Another myth of sorts is that the father has not been involved with the child and therefore his involvement is not important. But if you don’t pursue information about the father, you are taking away a huge opportunity to reach out to the paternal side of the family who could provide a temporary or permanent home for the child.
Finally, there is “the apple doesn’t fall far from the tree” myth. So, if we have a “dysfunctional family”, the myth is that there can’t be somebody in this family who is capable of looking after this child. And yet of course there are family members who can.
What kinds of challenges do kinship families face?
There is often a huge financial issue. Many kin caregivers are grandparents who live on a fixed income. Many aunts and uncles are caring for their own children and bringing a new child into the home is costly. There is little financial support available. However, in my experience this challenge does not stop families from caring for children. I have not seen many who say I can’t afford it, I am not taking this child or children, but it is a challenge for them to manage and more support is required.

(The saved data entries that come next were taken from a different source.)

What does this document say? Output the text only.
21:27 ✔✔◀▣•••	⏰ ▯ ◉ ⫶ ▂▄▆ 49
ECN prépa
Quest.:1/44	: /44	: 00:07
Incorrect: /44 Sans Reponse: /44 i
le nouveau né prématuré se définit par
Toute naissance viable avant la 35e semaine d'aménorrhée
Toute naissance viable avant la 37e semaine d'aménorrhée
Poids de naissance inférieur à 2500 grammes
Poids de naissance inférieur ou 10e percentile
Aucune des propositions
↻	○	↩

Kin families can also face challenges around relationship management. If it’s your child or your sibling whose child you are looking after, it can be very difficult to believe the concerns that the Children’s Aid Society may have. As a kin caregiver, they need to be able to protect the child at all costs, but on the other hand they still need to be able to have a relationship with the child’s parent or caregiver and so does the child they are looking after. A huge part of our assessment is the family’s ability to do this: their ability to protect the child, how visits will be managed, and how the child’s relationship with the parent or caregiver will be supported. Families needed to be supported in this area.
If you could wave a magic wand, what would you wish for kinship families?
First and foremost, we want proper supports for our Kinship Service families. Not just financial supports – that’s number one – but resources such as access to daycare and recreational programs. We also want to see more supports to assist kids who are struggling with trauma, but also for their kin caregivers, so they can be able to help kids dealing with that trauma. And, of course, my wish would be that all children or youth that cannot live in their current home have the opportunity to live with family or friends from their community who will support and ensure they reach their potential in a safe, nurturing and secure home environment. All children and youth deserve this.